In pouring out, do not fill the cups to the brim. Always send the cream and sugar round, that each person may use those articles according to their own taste. Also, send round a small pot of hot water, that those who like their tea weak may conveniently dilute it. If tea is handed, a servant should, at the last, carry round a water-pitcher and glasses.
Whether at dinner or tea, if yourself and family are in the habit of eating fast, (which, by the way, is a very bad and unwholesome one, and justly cited against us by our English cousins,) and you see that your visiter takes her food deliberately, endeavour (for that time at least) to check the rapidity of your own mastication, so as not to finish before she has done, and thus compel her to hurry herself uncomfortably, or be left alone while every one round her is sitting unoccupied and impatient. Or rather, let the family eat a little more than usual, or seem to do so, out of politeness to their guest.
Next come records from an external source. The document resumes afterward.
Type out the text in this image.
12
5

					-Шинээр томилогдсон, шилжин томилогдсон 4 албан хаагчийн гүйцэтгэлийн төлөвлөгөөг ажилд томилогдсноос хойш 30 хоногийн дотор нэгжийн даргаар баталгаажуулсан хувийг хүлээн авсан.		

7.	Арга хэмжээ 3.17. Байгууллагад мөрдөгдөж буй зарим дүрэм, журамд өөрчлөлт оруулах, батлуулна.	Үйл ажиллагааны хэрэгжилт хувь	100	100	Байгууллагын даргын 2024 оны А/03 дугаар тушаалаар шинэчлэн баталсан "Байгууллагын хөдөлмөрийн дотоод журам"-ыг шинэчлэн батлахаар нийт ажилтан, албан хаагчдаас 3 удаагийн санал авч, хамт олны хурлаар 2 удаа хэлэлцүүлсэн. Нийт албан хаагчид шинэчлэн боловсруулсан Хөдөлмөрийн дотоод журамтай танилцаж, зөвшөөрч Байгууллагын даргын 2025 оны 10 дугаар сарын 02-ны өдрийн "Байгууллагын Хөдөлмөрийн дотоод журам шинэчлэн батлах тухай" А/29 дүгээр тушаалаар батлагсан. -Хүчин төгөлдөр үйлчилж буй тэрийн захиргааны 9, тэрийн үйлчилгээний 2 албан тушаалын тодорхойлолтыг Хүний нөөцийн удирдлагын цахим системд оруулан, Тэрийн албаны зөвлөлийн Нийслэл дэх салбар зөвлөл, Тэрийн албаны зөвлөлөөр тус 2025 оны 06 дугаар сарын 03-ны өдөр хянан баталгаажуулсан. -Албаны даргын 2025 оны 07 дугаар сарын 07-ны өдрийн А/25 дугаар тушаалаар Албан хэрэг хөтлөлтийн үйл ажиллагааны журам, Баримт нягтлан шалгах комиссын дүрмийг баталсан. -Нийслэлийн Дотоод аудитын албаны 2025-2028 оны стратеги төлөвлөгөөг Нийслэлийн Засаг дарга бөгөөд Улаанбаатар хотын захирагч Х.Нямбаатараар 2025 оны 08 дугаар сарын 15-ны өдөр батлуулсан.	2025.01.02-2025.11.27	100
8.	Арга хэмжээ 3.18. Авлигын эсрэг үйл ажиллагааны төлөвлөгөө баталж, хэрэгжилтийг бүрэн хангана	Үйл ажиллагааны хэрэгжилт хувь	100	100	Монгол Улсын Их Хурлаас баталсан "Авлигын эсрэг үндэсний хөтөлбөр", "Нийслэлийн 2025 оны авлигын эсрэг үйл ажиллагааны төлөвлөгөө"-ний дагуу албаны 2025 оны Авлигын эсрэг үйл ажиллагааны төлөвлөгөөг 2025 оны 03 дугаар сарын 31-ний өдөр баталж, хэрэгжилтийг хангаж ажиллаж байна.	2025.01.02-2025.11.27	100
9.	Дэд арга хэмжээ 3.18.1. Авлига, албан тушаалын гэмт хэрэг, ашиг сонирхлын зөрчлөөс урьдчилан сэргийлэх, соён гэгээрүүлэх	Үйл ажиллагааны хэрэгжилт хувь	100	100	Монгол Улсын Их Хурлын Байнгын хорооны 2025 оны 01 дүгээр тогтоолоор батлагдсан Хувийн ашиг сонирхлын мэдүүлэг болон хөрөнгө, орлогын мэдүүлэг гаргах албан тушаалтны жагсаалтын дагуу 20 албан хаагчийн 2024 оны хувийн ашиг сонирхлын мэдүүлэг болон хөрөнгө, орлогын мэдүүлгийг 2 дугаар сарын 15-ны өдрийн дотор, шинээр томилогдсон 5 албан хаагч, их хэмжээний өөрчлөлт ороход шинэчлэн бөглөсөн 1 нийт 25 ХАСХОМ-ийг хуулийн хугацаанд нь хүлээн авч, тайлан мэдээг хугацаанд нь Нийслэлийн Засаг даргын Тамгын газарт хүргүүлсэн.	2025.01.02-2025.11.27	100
When refreshments are brought in after tea, let them be placed on the centre-table, and handed round from thence by the gentlemen to the ladies. If there are only four or five persons present, it may be more convenient for all to sit round the table – which should not be cleared till after all the visiters have gone, that the things may again be offered before the departure of the guests.
If a friend makes an afternoon call, and you wish her to stay and take tea, invite her to do so at once, as soon as she has sat down; and do not wait till she has risen to depart. If she consents to stay, there will then be ample time to make any additional preparation for tea that may be expedient; and she will also know, at once, that you have no engagement for the evening, and that she is not intruding on your time, or preventing you from going out. If you are intimate friends, and your guest is disposed to have a long chat, she will do well to ask you, at the beginning, if you are disengaged, or design going out that afternoon.
We knew a very sensible and agreeable lady in Philadelphia, who liking better to have company at home than to go out herself, made a rule of inviting every day, half a dozen friends (not more) to take tea with her – just as many as could sit round the table, "with ample room and verge enough." These friends she assorted judiciously. And therefore she never asked a whole family at once; those who were left out understanding that they would be invited another time. For instance, she would send a note for the father and mother only – to meet another father and mother or two. A few weeks after, a billet would come for the young people only. But if there were several young people, some were delayed – thus – "I wish James and Eliza to take tea with me this evening, to meet so-and-so. Another time I promise myself the pleasure of Edward's company, and Mary's."
This distribution of invitations never gave offence.
Those who were honoured with the acquaintance of such a lady were not likely to be
2
Where the city-post is to be depended on, a note can always be sent in that way.